Varnāśrama-Krama, Vairāgya as the Ground of Saṃnyāsa, and Brahmārpaṇa Karma-yoga
अनिष्ट्वा विधिवद् यज्ञैरनुत्पाद्य तथात्मजम् / नगार्हस्थ्यं गृहीत्यक्त्वा संन्यसेद् बुद्धिमान् द्विजः
aniṣṭvā vidhivad yajñairanutpādya tathātmajam / nagārhasthyaṃ gṛhītyaktvā saṃnyased buddhimān dvijaḥ
ทวิชผู้มีปัญญาไม่พึงละคฤหัสถ์แล้วรับสันนยาส หากยังมิได้ประกอบยัญตามวินัย และยังมิได้มีบุตร
Traditional narration context: instruction within the Kurma Purana’s dharma-teaching voice (Purāṇic narrator conveying dharma-śāstra norms); often framed as authoritative teaching aligned with Lord Kūrma’s guidance on āśrama-dharma.
Primary Rasa: raudra
Secondary Rasa: shanta
Indirectly: it frames liberation-oriented renunciation (saṃnyāsa) as requiring prior purification and duty-fulfillment—yajña and lineage obligations—so the seeker approaches Self-realization with a disciplined, dharma-aligned mind.

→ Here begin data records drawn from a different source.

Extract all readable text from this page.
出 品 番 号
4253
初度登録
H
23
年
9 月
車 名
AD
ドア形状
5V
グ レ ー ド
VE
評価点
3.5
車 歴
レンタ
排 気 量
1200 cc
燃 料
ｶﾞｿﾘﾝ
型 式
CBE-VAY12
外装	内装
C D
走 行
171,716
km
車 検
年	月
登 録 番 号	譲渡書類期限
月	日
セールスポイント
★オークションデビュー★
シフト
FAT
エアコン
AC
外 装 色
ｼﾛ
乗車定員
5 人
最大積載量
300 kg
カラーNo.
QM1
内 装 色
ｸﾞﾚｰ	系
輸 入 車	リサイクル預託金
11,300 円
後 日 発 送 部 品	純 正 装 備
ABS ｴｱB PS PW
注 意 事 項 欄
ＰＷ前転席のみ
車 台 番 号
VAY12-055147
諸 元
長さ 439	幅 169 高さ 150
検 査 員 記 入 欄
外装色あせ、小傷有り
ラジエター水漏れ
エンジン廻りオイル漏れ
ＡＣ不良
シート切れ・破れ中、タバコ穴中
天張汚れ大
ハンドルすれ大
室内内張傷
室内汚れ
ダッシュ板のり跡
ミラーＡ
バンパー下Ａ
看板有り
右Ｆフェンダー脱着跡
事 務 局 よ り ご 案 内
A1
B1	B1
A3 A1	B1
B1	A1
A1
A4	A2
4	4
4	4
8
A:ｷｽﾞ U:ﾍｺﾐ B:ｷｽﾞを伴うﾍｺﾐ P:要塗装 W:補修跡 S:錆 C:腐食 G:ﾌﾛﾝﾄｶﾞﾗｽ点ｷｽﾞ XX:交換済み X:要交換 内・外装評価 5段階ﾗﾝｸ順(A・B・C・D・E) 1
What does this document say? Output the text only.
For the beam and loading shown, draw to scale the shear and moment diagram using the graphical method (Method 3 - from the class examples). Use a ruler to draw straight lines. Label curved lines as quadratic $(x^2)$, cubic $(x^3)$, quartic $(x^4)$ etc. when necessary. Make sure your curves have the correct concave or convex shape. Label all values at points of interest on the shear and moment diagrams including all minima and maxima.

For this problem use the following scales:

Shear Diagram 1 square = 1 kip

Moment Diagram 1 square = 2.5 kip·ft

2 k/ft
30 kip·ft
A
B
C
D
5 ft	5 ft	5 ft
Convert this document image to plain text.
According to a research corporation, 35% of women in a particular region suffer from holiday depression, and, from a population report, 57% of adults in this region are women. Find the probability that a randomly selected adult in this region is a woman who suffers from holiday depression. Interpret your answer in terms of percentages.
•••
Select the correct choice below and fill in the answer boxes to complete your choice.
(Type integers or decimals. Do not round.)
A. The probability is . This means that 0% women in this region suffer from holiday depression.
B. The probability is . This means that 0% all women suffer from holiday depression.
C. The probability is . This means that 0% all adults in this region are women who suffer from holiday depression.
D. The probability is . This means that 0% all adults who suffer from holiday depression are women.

No specific meditation technique is named; the verse emphasizes the preparatory discipline that supports Yoga—ritual purity through yajña and steadiness through gṛhastha duties—often treated in the Kurma tradition as groundwork before higher contemplative paths such as Pāśupata-oriented devotion and inner restraint.
It does not explicitly mention Śiva or Viṣṇu; its dharma teaching reflects the Purāṇic synthesis where right conduct (yajña, āśrama duties, and disciplined renunciation) is upheld as a shared foundation for devotion and liberation across Śaiva and Vaiṣṇava streams.